Exposing Malware In Hidden Desktops Using CmdDesktopSwitcher

This article was transferred from the @herrcore blog.

Have you ever come across malware that has opened a window that you just can’t see? You suspect it is a case of the malware setting the window as hidden. You fire up WinLister to enumerate the windows in the hopes of finding the hidden window but nothing shows up. If you have ever found yourself in this situation you may be dealing with malware that is hiding in a second desktop. In this article we will walk through the process of identifying extra desktops and switching between them with a new tool called CmdDesktopSwitch.exe.

Forget this article just let me download the tool!

What is a Desktop

We are all familiar with the term “desktop” as the main graphical window in Windows however the term isn’t just a concept it is actually an object that can be programatically manipulated. Basically a desktop is an object used to create and manage windows. Microsoft actually does a much better job of describing it than me which you can read here. The name of the default desktop that everyone is familiar with is Default. Windows also creates a desktop called Winlogon that is used for the logon screen.

The important thing to remember is that you can programatically create more than one desktop. This is a bit strange since Windows does not provide any native tools for desktop manipulation; all desktop creation and management must be implemented in third-party code. As a result not many people are aware that more than one desktop can exist per user. This makes desktops a perfect hiding place for malware. The Volatility folks have a nice post explaining the malicious uses of desktops.

Malware Hiding in a Desktop

Before we get into hidden desktops let's illustrate the difference between a hidden window and a window opened in another desktop. A hidden window is simply a window that has been initialized as hidden using the SW_HIDE flag (note there are other ways to hide a window after initialization but this is the method I have seem most commonly used by malware).

As shown in the example above the hidden window belonging to process HiddenWindow.exe is correctly enumerated by WinLister. WinLister can be used to then change the visibility of the window and make it visible. This is a useful tool that can be used to show you what the malware is doing visually.

However, if the malware creates a new desktop and opens a window in the new desktop the window will not be enumerated by WinLister and will remain invisible.

In the above example the process DesktopWindow.exe has created a new desktop and opened a window in it. As we can see this window is not enumerated by WinLister and remains hidden.

Using CmdDesktopSwitch to Display Hidden Desktops

I have developed a small tool that can be used to enumerate all desktops and provides the ability to switch between desktops. The tool will first print a list of desktops it has enumerated.

As seen in the example above the process VirutalDesktopWindow.exe has created another desktop called hidden_desktop. The CmdDesktopSwitch tool has listed this desktop along with the other default desktops. We can now enter the selection number for the hidden_desktop and the tool will switch to that desktop.
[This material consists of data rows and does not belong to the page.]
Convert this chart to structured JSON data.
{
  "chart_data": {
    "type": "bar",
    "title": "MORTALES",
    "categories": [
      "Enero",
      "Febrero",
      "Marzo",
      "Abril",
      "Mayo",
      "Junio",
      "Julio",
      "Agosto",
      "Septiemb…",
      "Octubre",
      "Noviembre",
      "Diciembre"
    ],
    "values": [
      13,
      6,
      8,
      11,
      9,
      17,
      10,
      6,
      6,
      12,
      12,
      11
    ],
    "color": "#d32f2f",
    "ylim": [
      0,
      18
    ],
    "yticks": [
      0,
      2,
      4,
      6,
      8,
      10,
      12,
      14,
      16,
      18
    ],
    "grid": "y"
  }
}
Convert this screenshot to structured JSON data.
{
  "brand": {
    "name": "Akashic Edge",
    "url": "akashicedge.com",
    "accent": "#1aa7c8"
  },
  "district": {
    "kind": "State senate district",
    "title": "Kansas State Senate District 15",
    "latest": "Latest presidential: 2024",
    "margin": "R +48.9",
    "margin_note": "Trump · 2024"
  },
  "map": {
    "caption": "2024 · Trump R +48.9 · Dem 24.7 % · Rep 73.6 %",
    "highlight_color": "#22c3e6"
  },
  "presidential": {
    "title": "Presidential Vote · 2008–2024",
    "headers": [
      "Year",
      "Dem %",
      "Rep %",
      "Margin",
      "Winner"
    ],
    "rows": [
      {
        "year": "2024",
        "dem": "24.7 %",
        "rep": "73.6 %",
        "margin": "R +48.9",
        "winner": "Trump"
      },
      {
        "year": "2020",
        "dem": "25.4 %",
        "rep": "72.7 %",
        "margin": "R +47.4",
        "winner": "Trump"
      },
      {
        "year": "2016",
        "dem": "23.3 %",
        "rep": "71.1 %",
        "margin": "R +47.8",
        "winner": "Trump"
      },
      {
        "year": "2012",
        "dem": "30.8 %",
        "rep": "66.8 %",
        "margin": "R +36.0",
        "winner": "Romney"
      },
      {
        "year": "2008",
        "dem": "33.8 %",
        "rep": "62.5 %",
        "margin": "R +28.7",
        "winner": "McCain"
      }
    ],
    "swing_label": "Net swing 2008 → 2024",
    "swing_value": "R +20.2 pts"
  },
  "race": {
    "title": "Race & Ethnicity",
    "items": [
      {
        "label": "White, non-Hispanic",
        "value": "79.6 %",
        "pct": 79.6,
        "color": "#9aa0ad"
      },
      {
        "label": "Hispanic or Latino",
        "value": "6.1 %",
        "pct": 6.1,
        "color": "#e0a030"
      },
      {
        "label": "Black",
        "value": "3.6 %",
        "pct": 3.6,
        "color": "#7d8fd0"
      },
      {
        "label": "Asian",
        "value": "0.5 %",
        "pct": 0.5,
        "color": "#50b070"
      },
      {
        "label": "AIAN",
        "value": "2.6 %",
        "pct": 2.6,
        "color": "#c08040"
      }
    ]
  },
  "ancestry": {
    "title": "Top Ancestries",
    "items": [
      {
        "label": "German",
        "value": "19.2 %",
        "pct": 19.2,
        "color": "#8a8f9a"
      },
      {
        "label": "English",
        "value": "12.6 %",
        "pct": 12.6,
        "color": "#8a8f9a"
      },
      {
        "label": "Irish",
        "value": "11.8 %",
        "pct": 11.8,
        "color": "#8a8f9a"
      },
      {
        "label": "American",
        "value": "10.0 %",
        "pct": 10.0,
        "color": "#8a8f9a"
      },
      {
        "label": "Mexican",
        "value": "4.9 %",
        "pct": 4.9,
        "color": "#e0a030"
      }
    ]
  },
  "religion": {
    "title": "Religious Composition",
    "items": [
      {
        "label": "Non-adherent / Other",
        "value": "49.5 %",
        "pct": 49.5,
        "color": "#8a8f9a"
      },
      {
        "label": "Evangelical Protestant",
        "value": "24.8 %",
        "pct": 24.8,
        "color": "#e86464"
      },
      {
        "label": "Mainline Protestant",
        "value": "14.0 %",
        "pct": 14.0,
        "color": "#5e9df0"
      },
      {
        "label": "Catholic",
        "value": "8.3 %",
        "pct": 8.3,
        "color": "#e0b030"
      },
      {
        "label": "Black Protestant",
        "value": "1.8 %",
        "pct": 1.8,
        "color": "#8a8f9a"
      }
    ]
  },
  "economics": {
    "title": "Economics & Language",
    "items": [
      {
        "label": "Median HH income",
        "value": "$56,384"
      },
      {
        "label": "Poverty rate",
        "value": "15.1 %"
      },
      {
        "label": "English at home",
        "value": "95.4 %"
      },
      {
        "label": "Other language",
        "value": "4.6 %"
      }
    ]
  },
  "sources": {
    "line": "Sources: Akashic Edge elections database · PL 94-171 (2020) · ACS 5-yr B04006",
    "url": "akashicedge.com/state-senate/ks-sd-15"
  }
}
As shown above the tool has switched the view to the hidden_desktop desktop and we can see the previously hidden window belonging to the VirtualDesktopWindow.exe process. We also see a popup box that the CmdDesktopSwitch tool inserts into the desktop allowing us to switch back to our default desktop (and exit tool).

How Robust Is This Tool?

This tool was mainly developed to be used in the lab not during live response. The tool operates in user land and calls the windows API so it is vulnerable to all the usual hooking techniques used to hide malware. It also only enumerates desktops on the window station that the default desktop is assigned to. The tool can certainly be used during live response but due to these limitations it should only be used to prove a positive (ie. there is malware) and never relied on to prove a negative (ie. there is no malware).

During live response I highly recommend using the Volatility deskscan plugin and a memory dump to enumerate all desktops. Below is the output from the Volatility deskscan plugin run on a memory dump from our above example with the VirutalDesktopWindow.exe process.

As you can see Volatility has identified the hidden_desktop and listed the VirutalDesktopWindow.exe window that is a descendent of that desktop.

Why Use This Tool?

As mentioned above Volatility does a much more thorough job of enumerating desktops however if a memory dump is not available and live response is required the tool could be used. Where it really excels though is during malware analysis. You can use the tool to visually watch malware operate. This is especially useful in the case of ad-fraud malware where the malware has opened a browser on a hidden desktop and is using the browser to defraud advertisers. By using this tool you can actually see what the malware is doing, what ads it is loading, etc.

What To Look For In Your Sandbox - IOCs

If you are analyzing a malware sample and you see the following windows API calls in your sandbox it might be time to give this tool a try.

  • GetProcessWindowStation
  • CreateDesktop
  • CreateDesktopW
  • GetThreadDesktop
  • SetThreadDesktop
  • CloseDesktop
  • CloseWindowStation


You can download the tool and the source code from github.